The Labour leadership is already mounting an increasingly bitter campaign to counter a resurgence by the Scottish National party, which appears on course for a historic victory in May's elections for the devolved parliament. Polls suggest the SNP is likely to be the largest party at Holyrood, and in a position to form a ruling coalition with either the Liberal Democrats or an alliance of Green and leftwing minority parties.
On Sunday Alex Salmond, the SNP leader, confirmed that his party would publish a white paper within 100 days of taking power which would set out its plans for a national referendum on independence within four years.
Yesterday Labour ministers accused Mr Salmond of watering-down his original promise to publish a parliamentary bill for a referendum, saying this "flip flop" was intended to persuade the anti-independence Lib Dems to forge a new alliance.
Strengthening demand for an English parliament - an answer to the conundrum where Scottish Labour MPs vote to pass controversial England-only legislation, complicates Labour's attempts to defend the union.

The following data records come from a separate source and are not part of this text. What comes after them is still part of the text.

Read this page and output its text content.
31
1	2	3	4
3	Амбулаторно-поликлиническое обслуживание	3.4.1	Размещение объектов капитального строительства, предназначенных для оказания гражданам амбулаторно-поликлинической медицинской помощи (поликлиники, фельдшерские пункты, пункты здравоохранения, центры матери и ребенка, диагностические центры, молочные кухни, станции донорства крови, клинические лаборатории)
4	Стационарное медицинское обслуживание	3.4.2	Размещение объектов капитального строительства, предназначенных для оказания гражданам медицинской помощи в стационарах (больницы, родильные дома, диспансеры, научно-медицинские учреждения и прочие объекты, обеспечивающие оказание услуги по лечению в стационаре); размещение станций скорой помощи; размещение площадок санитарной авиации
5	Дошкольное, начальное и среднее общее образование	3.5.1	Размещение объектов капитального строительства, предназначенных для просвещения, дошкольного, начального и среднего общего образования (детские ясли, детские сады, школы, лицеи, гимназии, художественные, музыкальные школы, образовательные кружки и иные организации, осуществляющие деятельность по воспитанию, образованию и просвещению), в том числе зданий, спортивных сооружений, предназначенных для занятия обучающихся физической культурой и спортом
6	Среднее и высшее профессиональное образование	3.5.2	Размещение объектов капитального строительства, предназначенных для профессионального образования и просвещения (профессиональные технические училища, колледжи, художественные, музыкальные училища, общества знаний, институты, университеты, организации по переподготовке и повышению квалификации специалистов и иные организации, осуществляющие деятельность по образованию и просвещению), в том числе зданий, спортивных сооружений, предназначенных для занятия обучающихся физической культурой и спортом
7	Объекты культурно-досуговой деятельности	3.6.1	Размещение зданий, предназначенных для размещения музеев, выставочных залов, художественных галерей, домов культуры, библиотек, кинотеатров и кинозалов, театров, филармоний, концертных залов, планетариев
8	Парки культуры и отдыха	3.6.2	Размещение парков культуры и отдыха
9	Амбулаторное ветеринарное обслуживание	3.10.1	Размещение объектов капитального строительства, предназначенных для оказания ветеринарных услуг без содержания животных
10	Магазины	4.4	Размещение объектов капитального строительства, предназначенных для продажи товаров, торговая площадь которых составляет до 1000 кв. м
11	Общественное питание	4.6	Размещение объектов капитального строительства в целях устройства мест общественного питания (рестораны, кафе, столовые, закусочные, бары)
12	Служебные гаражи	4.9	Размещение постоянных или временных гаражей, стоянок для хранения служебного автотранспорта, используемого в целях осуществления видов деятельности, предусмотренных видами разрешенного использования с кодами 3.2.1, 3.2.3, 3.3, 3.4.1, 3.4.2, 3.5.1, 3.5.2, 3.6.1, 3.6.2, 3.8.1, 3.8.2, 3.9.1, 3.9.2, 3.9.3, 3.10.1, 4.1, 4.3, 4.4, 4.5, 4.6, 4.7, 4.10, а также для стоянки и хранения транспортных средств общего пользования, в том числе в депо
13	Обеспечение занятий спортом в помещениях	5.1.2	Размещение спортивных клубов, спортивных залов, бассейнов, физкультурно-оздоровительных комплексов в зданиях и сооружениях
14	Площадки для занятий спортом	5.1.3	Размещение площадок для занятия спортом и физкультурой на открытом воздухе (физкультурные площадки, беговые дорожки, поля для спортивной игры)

Mr Brown insisted at the weekend that union made all members of the UK far stronger, calling for a debate on reinvigorating "Britishness".
The Tories, only the fourth-largest party in Holyrood with about 14% of the vote, launch their Scottish election campaign in earnest on Thursday when David Cameron will take the entire shadow cabinet to Scotland to rally support.
Today the Royal Mint unveils a new commemorative coin to mark the 300th anniversary of the Union, although the official event is being held on May 1 to mark the tercentenary of the first sitting of the joint parliament at Westminster.
The new survey, carried out for the BBC's Newsnight, gives the government some cause for optimism. While several earlier surveys said that a majority of Scots favour independence, the BBC poll shows most voters are opposed to ending the union. Asked if they would favour seeing both Scotland and Wales breaking away from England, only 32% of Scots favoured independence. It found that 56% of Scots wanted to maintain the union, although voters in all three countries were evenly split about whether it would last for another 100 years.
Labour officials insisted yesterday that support for an English parliament was based on a misunderstanding of Westminster's wider influence on Scottish and Welsh affairs, as spending on English policies directly affected spending for the devolved administrations.
"After a better look at the arrangements, once the union is properly explained, the demand for an English parliament will die away," said one senior Cabinet adviser. "There is not a clamour for independence. We might be unpopular, but the SNP is a bin for protest votes and once people begin to see what they've to offer things will begin to crack."
However, Scilla Cullen, chairman of the Campaign for an English Parliament, said the poll proved their stance was gaining support. "The Act of Union was appropriate for its time 300 years ago. Things have moved on and it seems to us that we've got to go back to basics and renegotiate the union, see what the nations want and what they want out of the union."